The newspaper was started by three Gupta brothers Ajay, Atul and Rajesh – originally from Saharanpur in the north Indian state of Uttar Pradesh – who fled South Africa after allegedly looting billions from state enterprises.
They are now believed to be in Dubai as South African authorities seek their extradition to face criminal charges.
Commission chairperson and acting chief justice Raymond Zondo handed over the inquiry report to president Cyril Ramaphosa on Tuesday (4) evening.
It said Guptas wielded “great influence” over Zuma as they set about looting billions from state enterprises before fleeing the country.
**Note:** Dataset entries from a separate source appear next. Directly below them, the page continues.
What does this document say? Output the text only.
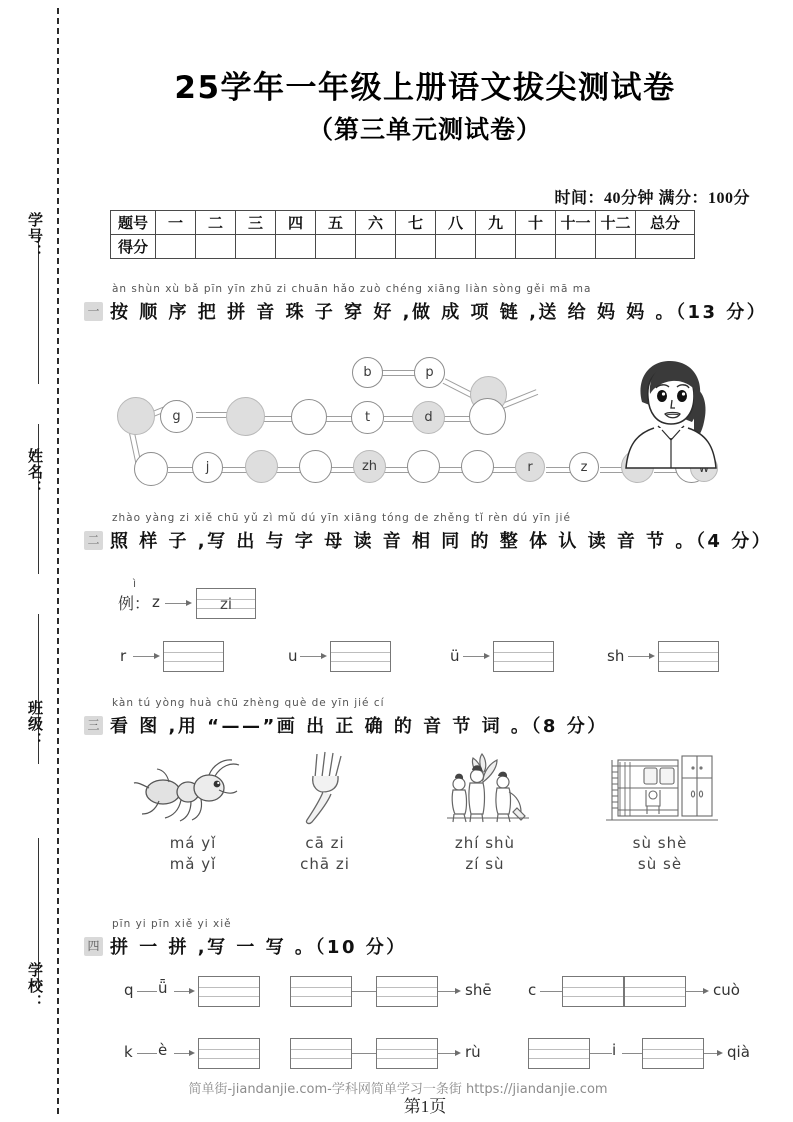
学号：
姓名：
班级：
学校：
25学年一年级上册语文拔尖测试卷
（第三单元测试卷）
时间：40分钟 满分：100分
题号	一	二	三	四	五	六	七	八	九	十	十一	十二	总分
得分													
àn shùn xù bǎ pīn yīn zhū zi chuān hǎo zuò chéng xiāng liàn sòng gěi mā ma
一 按 顺 序 把 拼 音 珠 子 穿 好 ,做 成 项 链 ,送 给 妈 妈 。（13 分）
b	p
g	t	d
j	zh	r	z
zhào yàng zi xiě chū yǔ zì mǔ dú yīn xiāng tóng de zhěng tǐ rèn dú yīn jié
二 照 样 子 ,写 出 与 字 母 读 音 相 同 的 整 体 认 读 音 节 。（4 分）
ì
例： z	zi
r	u	ü	sh
kàn tú yòng huà chū zhèng què de yīn jié cí
三 看 图 ,用 “——”画 出 正 确 的 音 节 词 。（8 分）
má yǐ
mǎ yǐ
cā zi
chā zi
zhí shù
zí sù
sù shè
sù sè
pīn yi pīn xiě yi xiě
四 拼 一 拼 ,写 一 写 。（10 分）
q ǖ	shē c	cuò
k è	rù	i	qià
简单街-jiandanjie.com-学科网简单学习一条街 https://jiandanjie.com
第1页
“The evidence before the commission paints a picture of a calculated strategy by the Guptas to appropriate public funds from state-owned enterprises.
“It was key to their efforts to have facilitators within the state-owned enterprises (SOEs) and government departments, such as the Government Communication Information Services (GCIS), who would ensure that the entities committed millions of rands to TNA despite there being no discernible value for the entities or government departments,” the report said.
“The influence they exerted over former President Zuma was considerable. They managed to ensure that a well-performing and principled public servant was removed at lightning speed when he refused to accede to their demands to divert millions of rands of public money to enrich their media business,” it said.
This was a reference to the resistance that the Guptas met when they allegedly tried to coerce GCIS head Themba Maseko to divert the entire 600-million-rand (£27.91m) budget to TNA. Maseko was dismissed at the instruction of Zuma.
“Former President Zuma replaced Mr Maseko with a facilitator, in the form of Mr Mzwanele Manyi. During Mr Manyi’s term as Director-General of GCIS, millions of rands were spent on TNA in circumstances where there was no credible readership information nor certified circulation figures for the newspaper.
“It is inconceivable that this would have been allowed to occur if Mr Maseko had remained at the helm of GCIS,” the report said.
The commission also found that senior officials, including some board members at SOEs, were complicit in irregular transfers of huge amounts to TNA through contracts that were adjusted to misrepresent the value of the contracts to watchdog bodies.
“The contracts concluded by the SOEs were often patently irregular and wasteful by definition because their value simply could not be established.
“The TNA investigation shows that state capture thrived at our country’s SOEs despite the fact that the necessary laws to prevent it were in place. The Public Finance Management Act (PFMA) clearly and definitively made every one of the TNA contracts unlawful.
“State capture thrived because the people given power and authority in the SOEs simply flouted its terms. One way to prevent this in the future is to ensure that those who ignored their legal obligations are held to account for their conduct,” the Commission said.
‘State capture’ refers to systemic political corruption with private interests influencing government decision-making processes.
“It is recommended that the law enforcement agencies should investigate a possible crime of corruption against Mr Tony (Rajesh) Gupta on the basis of Mr (Vuyisile) Kona’s evidence that he offered him initially 100,000 rands (£4,652) and later 500,000 rands (£23,261) in their meeting at (the Gupta residential compound in) Saxonwold (in Johannesburg) on or about 29 October 2012,” the report stated.
Kona had testified that after he had refused to accept these bribes from Gupta, he was fired as the acting chair of the state-owned South African Airways board.
Two further parts of the report will be submitted to Ramaphosa by the end of February.
Zuma, 79, became post-apartheid South Africa’s fourth president in May 2009 but his presidency became stained by a reputation for corruption. But he denied any wrongdoing.
Zuma repeatedly refused to testify to the commission and in July was jailed for contempt of court.
His imprisonment sparked violent protests that devolved into rioting and looting in his home region, KwaZulu-Natal, and spread to the financial hub Johannesburg.